Well hey there, kids! Do you like awesome? Do you like excitement? Then you're gonna love this Dorklyst countdown of the strangest in-game advertisements! Buckle your seatbelts because we're going on a crazy ride through modern gaming's most whorish advances into your brain's consumption lobe! This Dorklyst brought to you by Kool-Aid! Oh yeahhhhh!!

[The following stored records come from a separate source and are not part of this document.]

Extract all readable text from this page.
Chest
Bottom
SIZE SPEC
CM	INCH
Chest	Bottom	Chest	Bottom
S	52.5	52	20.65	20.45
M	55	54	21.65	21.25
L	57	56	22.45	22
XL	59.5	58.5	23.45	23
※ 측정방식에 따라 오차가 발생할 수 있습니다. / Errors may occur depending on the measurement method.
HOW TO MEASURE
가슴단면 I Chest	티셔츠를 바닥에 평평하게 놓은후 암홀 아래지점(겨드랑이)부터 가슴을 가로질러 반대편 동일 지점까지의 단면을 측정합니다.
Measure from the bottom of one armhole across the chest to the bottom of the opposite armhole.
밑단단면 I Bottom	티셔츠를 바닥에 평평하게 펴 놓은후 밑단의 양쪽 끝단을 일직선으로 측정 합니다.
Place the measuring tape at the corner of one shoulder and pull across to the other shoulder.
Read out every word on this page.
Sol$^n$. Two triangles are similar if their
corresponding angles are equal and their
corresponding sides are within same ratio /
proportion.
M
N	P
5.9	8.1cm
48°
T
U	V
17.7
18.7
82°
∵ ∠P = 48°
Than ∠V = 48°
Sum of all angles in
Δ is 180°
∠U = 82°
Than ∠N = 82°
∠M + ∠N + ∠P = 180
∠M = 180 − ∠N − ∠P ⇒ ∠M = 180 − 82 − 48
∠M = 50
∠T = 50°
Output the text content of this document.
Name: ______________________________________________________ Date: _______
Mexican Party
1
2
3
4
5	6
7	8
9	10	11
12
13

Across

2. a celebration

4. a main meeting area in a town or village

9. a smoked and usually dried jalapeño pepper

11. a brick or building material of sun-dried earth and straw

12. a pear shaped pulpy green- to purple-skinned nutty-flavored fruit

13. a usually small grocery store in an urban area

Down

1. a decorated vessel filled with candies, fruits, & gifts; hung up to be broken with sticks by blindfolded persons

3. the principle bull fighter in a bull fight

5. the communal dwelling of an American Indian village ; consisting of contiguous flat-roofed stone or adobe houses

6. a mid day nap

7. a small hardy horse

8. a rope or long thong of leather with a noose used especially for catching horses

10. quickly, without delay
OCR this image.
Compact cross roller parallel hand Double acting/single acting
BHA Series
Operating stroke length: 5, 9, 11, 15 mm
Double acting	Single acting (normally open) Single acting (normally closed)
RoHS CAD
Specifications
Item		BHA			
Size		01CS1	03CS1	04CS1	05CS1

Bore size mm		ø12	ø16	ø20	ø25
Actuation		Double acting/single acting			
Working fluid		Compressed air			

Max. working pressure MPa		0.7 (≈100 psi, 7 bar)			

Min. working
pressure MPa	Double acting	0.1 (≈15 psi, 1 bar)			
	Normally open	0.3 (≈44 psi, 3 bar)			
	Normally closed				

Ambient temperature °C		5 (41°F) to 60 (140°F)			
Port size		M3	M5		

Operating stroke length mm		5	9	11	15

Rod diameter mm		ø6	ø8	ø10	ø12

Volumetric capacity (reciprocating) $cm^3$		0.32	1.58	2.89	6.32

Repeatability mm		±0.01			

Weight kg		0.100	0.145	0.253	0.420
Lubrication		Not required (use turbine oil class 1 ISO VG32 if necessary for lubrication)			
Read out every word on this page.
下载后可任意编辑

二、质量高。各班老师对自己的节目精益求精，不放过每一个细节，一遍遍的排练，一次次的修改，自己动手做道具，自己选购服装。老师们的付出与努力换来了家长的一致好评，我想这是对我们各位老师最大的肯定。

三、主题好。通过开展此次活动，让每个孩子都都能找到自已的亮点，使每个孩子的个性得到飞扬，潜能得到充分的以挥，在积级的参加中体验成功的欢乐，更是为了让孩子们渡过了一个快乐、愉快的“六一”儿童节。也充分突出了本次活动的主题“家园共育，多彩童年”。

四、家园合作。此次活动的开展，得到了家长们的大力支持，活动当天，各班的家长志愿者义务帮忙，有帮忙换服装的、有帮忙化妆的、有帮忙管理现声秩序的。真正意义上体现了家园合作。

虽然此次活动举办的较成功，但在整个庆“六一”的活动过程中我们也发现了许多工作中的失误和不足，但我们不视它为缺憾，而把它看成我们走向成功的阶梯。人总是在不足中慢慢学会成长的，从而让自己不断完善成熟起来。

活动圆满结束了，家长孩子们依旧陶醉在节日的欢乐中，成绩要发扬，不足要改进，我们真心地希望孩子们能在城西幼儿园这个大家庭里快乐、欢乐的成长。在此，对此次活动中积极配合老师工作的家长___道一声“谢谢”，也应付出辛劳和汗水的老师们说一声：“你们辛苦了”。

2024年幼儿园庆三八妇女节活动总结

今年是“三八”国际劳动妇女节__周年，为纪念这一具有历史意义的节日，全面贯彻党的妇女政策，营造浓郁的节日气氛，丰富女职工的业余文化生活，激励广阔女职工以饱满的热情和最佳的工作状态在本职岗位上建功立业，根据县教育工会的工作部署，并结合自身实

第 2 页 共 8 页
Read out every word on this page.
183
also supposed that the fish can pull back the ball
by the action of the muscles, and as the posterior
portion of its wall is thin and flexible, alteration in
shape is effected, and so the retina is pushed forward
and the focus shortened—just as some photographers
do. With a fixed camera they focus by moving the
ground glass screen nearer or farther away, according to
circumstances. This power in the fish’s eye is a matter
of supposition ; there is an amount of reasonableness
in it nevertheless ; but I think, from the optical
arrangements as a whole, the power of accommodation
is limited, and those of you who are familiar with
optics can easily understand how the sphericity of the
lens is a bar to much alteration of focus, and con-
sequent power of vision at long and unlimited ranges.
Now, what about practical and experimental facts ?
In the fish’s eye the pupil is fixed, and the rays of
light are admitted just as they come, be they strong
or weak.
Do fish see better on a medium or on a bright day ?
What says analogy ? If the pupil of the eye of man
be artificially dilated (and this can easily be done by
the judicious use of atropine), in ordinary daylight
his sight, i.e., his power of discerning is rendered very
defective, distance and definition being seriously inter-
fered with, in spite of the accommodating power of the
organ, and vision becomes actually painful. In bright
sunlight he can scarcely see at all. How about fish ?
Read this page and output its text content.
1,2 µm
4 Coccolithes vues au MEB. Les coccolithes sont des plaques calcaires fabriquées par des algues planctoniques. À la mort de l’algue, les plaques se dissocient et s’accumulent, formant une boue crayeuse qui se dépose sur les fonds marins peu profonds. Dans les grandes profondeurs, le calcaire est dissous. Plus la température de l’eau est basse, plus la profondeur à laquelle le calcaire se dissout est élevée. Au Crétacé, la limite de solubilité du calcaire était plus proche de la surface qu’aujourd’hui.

Please note: This Dorklyst not actually brought to you by Kool-Aid.

6. Red Bull in Worms 3D

As a power-up in the classic tiny warfare franchise, Red Bull feels a little out of place next to the Kamikaze worm and Holy Hand Grenade. But still, I suppose even invertebrates need that extra pick-me-up. If one of your little buddies is low on health, give him one of these to pep him up. If Worms 3D were to adapt the Red Bull slogan it would become "Drink Red Bull! It gives you health!"

But wait, something feels off here. Oh yeah! Red Bull, and energy drinks in general, are f**king awful for you. They've got about twice as much caffeine as a can of pop (yes, I'm from the Midwest, and that's what we call it here) making them addictive as all hell. As a diuretic, it also makes it harder for you to poop. Which, you know… poop jokes. They're funny, right?

But really, the joke here isn't necessarily about the adverse health effects of Red Bull, it's the fact that worms shooting cannons are drinking Red Bull. It's like Activision partnering with Burger King so that every time you needed health in Call of Duty, you eat a Whopper. How the hell does this happen in the first place, anyway? Is the in-game placement supposed to make me thirsty for a Red Bull? To think of one of these little creepy-crawlies as my bro in caffeinated beverage glory?

5. Everything in Battlefield: 2142

It's one thing to know your audience. It's a whole different beast to convince your audience they're about to install spyware to find their browsing habits and display them publicly in-game. God forbid you've got some really kinky stuff in those browser cookies. You dirty bird, you.

Naturally, people didn't like that and a subsequent ragefest ensued. The mess lead to a whole bunch of clarifications from EA, including one on Gamasutra.

In truth, the game simply captures how you respond to the advertisements placed, not how to place the ads themselves. It captures information like IP address, time logged on, and information related to how one looks at the ads: how long, at what angle, etc. All in all, pretty harmless. Especially compared to that rocket coming straight at your face. Kaboom!